Nos dirigimos al norte subiendo la empinada calle donde a los
pocos metros existe un cruce,
tomando la que continúa en ascenso de frente, que luce
una placa en honor del famoso naturalista Félix Rodríguez
de la Fuente. Vamos dejando atrás diversas casas hasta
llegar a la última, la que está situada a mayor
altitud, donde la calle se transforma en sendero que, unos diez
metros más arriba, se une con un camino de carros junto
a otra fuente y pilón.
Aquí debemos torcer a la izquierda, siguiendo este camín
a media ladera desde el que se disfruta de hermosas vistas. Vamos
dejando atrás prados de siega y tierras de labor actualmente
sin uso y al acercarnos a unos grandes chopos a la vera del camino,
ya se puede divisar al fondo la Collá
Gustillo, amplia abertura entre
la peña La Cerra
al sur, formada por blanca roca caliza y bordeada de un pequeño
faedo y el Alto La Solana a la derecha, cuya
ladera está cubierta de escobas y algunas matas de rebollas.

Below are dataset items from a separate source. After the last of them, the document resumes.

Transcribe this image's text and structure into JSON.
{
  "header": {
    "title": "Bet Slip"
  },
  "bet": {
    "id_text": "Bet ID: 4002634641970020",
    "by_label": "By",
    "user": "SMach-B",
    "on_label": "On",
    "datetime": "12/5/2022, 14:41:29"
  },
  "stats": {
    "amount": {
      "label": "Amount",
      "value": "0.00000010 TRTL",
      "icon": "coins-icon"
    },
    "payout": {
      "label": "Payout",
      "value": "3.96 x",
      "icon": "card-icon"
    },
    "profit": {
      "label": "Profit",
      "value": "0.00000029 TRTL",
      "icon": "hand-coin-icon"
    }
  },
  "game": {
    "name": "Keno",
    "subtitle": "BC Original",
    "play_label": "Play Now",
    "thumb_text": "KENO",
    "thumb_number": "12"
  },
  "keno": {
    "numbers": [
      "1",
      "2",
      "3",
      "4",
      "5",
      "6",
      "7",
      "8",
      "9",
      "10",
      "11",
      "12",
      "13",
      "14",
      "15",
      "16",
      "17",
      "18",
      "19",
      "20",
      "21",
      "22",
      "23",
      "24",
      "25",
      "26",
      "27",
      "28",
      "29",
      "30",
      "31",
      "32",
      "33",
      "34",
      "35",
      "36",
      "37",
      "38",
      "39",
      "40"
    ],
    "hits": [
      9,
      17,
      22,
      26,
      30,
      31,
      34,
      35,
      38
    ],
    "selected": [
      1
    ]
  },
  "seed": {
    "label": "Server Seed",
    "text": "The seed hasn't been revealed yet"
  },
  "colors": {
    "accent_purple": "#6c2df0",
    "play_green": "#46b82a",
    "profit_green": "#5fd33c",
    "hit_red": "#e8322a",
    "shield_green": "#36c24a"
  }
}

Pasando las tierras de Gustillo, -claro ejemplo del uso tradicional
de bancales o terrazas para transformar las laderas inclinadas
en tierras de labor para su mejor aprovechamiento- alcanzamos
la collada del mismo nombre, (1.366 m) desde donde se obtiene
la primera y más espectacular vista del imponente Cueto
San Mateo, que se yergue vertical al fondo, elevándose
en un perfecto triángulo sobre la vega de Samés.
La estampa resulta más impresionante si cabe, gracias al
enorme socavón que se abre a nuestros pies y que nos separa
del Cueto: la famosa hondonada de Vega
Fonda. Podríamos atravesarla para alcanzar
los prados de Samés, pero nos haría perder muchos
metros de altura que después deberíamos recuperar
de nuevo pero, afortunadamente, podemos bordearla por el norte,
por el conocido como Camín
de Valdejave, cuyo nombre parece hacer referencia
a una antigua piedra o estela dedicada al dios romano Júpiter,
que acabaría derivando en Jueves y posteriormente
en Jave.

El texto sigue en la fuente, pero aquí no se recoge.